Please share your view, I like when people engage in these topics.

Many Christians I have met, don’t actually know the depths of the Bible. It shocks me how little the average Christian knows about his own belief system.

Atheists actually know more about scripture than Christians do.

I recently read a commentary in a Bible and it said these words in reference to a verse. “No matter how much of your deeds are worthless, no believer will forfeit salvation.”

Just to briefly familiarize people with the text. There is a debatable topic that has been floating amongst the Christian groups, called Calvinism and Arminianism.

These categories are referring to two major views:

Calvinism- the theological system of Calvin and his followers marked by strong emphasis on the sovereignty of God, the depravity of humankind, and the doctrine of predestination.

Arminianism- of or relating to Arminius or his doctrines opposing the absolute predestination of strict Calvinism and maintaining the possibility of salvation for all.

So for those that aren’t familiar with this theology, I would suggest do some research. Very deep doctrine (the meat of theology).

So essentially, the arminian view strongly believes that relationship with God had to be maintained and your walk in life will base whether you get into heaven or not. For instance, if you sin, and you happen to die in that moment you would lose your salvation because you died in sin.

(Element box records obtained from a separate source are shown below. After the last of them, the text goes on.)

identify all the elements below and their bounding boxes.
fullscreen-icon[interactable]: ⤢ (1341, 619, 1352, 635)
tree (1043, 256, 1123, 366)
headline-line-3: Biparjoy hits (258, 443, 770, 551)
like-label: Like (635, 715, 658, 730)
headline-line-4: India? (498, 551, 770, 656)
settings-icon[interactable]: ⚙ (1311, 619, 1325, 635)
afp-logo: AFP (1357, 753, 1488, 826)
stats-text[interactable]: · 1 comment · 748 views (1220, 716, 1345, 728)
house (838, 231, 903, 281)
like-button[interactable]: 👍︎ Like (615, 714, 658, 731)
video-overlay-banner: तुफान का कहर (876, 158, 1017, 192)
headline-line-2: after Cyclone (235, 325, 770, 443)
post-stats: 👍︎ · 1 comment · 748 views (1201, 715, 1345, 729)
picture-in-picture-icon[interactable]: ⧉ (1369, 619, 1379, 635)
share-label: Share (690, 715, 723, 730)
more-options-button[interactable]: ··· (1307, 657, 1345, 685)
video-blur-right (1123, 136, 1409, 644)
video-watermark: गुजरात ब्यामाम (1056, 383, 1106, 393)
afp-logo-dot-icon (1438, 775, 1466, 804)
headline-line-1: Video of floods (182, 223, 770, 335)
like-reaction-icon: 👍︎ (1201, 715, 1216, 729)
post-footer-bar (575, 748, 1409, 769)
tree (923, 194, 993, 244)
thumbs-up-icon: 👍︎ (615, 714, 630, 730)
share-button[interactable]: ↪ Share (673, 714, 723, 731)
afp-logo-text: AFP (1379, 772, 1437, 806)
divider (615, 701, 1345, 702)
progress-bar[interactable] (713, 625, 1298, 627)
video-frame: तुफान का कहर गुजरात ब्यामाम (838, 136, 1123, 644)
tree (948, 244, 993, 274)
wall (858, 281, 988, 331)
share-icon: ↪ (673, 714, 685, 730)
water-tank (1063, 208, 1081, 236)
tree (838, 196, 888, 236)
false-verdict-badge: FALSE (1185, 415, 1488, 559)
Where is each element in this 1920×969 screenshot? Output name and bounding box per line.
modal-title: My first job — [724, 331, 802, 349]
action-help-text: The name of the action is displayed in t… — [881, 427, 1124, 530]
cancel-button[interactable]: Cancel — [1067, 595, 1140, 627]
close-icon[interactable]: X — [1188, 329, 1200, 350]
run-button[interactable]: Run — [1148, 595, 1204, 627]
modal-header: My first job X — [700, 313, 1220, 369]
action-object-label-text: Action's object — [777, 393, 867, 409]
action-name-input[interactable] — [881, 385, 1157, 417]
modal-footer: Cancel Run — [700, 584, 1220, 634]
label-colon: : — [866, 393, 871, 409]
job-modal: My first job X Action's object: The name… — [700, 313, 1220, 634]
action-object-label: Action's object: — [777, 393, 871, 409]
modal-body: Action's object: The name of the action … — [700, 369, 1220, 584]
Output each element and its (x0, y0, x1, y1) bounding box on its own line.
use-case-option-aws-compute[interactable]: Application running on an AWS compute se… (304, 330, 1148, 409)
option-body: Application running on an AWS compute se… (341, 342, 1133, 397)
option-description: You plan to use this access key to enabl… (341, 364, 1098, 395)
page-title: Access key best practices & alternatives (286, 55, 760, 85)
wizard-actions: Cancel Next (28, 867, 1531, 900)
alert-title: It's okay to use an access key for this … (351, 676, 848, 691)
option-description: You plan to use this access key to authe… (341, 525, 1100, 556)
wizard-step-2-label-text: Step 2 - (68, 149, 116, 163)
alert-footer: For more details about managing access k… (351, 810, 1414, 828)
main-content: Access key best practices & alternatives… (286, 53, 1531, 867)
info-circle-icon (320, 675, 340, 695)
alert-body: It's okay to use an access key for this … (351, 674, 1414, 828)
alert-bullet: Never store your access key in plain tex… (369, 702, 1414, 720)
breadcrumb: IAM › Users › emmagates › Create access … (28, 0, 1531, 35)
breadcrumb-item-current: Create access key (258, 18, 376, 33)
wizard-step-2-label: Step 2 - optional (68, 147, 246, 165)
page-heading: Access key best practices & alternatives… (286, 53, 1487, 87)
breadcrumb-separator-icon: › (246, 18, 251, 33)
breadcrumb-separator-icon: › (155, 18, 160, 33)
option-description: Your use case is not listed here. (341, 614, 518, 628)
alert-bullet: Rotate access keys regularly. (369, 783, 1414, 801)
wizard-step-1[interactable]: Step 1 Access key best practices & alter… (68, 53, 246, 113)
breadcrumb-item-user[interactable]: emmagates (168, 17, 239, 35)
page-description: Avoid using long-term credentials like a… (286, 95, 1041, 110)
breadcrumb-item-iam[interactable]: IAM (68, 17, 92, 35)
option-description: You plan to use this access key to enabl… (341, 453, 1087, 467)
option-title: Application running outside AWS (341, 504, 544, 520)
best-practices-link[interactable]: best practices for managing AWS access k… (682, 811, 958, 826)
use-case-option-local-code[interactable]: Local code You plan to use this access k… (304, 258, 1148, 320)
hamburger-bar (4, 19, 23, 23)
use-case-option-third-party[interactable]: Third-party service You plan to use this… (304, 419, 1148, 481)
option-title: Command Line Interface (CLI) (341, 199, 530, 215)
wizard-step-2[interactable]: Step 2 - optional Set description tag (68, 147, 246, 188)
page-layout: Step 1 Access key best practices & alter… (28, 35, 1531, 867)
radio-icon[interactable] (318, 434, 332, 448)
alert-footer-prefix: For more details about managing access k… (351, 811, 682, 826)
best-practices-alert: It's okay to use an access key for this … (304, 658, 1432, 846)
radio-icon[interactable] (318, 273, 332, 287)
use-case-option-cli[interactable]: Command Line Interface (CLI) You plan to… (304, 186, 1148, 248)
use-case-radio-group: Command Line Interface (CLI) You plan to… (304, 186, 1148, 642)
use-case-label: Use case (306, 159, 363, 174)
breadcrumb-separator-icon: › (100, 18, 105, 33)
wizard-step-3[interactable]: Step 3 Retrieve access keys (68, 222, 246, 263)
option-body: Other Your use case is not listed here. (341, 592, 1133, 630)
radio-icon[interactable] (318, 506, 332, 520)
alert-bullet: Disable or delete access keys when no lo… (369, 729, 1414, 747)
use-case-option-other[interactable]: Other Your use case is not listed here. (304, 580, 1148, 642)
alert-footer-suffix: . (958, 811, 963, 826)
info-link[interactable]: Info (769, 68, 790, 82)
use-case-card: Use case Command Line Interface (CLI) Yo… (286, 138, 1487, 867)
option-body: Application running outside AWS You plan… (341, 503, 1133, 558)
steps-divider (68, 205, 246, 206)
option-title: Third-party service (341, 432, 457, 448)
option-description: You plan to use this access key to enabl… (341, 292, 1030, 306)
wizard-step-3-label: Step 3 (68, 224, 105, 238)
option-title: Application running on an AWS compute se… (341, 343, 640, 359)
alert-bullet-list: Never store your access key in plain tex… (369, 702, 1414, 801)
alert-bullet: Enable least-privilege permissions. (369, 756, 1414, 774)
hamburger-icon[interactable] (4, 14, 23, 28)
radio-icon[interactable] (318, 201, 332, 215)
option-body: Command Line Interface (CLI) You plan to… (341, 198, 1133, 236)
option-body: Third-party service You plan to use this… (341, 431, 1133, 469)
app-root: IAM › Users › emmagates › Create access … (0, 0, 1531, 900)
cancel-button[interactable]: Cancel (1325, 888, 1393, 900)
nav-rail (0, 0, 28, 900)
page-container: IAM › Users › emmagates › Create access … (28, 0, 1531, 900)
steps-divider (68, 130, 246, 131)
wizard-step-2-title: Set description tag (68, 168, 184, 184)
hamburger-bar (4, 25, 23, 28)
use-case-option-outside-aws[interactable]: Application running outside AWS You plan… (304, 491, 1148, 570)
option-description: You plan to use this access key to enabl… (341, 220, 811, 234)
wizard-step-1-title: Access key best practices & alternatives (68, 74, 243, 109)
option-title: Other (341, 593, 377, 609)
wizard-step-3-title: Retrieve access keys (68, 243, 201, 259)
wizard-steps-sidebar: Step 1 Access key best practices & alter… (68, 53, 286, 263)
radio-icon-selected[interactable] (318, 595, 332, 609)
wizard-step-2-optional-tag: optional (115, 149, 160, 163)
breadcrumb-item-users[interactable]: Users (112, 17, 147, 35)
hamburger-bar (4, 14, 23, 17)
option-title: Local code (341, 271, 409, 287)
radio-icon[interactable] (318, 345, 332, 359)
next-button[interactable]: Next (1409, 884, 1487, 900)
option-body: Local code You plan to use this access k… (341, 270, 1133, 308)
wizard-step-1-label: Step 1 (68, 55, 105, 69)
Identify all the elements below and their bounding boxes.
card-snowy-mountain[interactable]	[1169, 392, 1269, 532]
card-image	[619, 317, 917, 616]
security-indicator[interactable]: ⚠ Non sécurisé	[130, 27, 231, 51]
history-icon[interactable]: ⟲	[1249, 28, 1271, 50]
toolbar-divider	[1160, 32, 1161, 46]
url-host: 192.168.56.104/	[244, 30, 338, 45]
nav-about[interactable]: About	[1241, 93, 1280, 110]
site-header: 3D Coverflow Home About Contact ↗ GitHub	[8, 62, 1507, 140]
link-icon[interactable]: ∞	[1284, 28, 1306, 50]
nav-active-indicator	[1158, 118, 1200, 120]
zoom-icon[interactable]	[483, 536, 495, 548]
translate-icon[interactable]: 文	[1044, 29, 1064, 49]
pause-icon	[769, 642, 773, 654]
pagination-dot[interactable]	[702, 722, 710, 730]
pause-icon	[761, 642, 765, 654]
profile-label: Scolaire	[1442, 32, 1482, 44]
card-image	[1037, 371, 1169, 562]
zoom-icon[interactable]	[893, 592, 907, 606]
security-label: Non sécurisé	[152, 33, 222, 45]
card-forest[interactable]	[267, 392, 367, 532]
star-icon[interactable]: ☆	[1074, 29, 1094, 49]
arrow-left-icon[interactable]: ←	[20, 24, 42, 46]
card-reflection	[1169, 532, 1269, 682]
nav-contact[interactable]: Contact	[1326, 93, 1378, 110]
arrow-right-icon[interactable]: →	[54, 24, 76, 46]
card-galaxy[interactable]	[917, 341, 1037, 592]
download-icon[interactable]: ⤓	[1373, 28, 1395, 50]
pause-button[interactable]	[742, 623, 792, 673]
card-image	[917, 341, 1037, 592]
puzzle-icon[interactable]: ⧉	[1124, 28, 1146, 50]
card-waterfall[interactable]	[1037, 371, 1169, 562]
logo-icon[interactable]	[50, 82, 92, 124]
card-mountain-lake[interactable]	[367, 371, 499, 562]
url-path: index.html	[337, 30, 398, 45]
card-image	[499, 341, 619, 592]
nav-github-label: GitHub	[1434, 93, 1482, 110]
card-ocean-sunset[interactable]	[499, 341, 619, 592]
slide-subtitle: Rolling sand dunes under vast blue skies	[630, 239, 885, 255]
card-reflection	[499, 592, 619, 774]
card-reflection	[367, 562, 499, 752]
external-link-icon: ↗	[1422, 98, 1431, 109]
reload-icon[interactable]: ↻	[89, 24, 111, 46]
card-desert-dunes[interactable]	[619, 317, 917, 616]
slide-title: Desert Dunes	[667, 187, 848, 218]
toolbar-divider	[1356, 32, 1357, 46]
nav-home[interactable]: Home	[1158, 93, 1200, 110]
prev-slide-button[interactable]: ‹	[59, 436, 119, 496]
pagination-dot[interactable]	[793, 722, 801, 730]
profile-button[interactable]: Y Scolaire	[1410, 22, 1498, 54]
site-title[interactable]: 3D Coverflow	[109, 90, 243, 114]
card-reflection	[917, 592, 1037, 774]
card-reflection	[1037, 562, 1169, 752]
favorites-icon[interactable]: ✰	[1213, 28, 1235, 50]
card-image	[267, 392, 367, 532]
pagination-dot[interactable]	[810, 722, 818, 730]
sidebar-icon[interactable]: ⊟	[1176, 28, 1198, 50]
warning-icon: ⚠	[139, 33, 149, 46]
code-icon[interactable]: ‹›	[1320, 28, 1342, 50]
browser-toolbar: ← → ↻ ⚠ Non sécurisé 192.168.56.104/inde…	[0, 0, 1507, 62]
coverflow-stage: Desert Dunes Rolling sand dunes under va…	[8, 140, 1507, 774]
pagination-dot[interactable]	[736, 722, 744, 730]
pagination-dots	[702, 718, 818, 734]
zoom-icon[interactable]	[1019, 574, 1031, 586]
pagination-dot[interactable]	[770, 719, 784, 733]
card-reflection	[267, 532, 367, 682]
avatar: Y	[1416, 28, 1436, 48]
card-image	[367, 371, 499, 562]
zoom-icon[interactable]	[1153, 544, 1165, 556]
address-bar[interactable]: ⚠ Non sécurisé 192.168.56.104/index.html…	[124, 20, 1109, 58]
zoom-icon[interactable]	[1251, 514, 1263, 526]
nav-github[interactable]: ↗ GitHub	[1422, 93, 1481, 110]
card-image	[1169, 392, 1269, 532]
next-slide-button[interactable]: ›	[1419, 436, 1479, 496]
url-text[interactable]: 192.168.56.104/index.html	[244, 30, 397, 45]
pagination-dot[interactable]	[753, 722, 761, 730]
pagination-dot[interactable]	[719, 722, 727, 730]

The counter is Calvinist believe that a person that’s saved is not judged on the same basis as an unbeliever, and that the sin that happens in a believers life is not significant and cannot cause a person to lose salvation.

The term predestination gets thrown around a lot. Because often times on the Bible, Paul would use the term to refer to saints, or to refer to Gods plans for people.

The Calvinist believes strictly that we are either bound by sin, or bound by righteousness. You do not choose God but God chooses you.

The Arminian believes that you have all, free will to choose as you please, and you choose to serve God or Choose to serve the sin (the devil).

Free will is the ability to make choices according to your desire. Free will is of two theological viewpoints:

Compatibilist and Libertarian. Compatibilism is the position that a person is only as free as his nature permits him to be free and that his sinfulness prevents him from freely choosing God (1 Cor. 2:14, Rom. 3:10-12, Rom. 6:14-20). Libertarian free will is the position that an unsaved sinner is still able to freely choose God in spite of his sinful nature (John 3:16, 3:36).

God’s predestination does not mean that we cannot make free will choices. God predestines in and through our choices because God is all-knowing and all-powerful.

He knows what we will do because He knows all things. He cannot not know all things. So, whatever you choose to do out of your own free volition is known. But His knowing doesn’t mean you don’t freely choose.

I think that Calvinism and Arminianism correlate well together, in fact I think they actually complement one another. They coincide although two completely different perspectives.

I barely skimmed the surface, so much more to this topic. I can write a whole blog on this topic alone.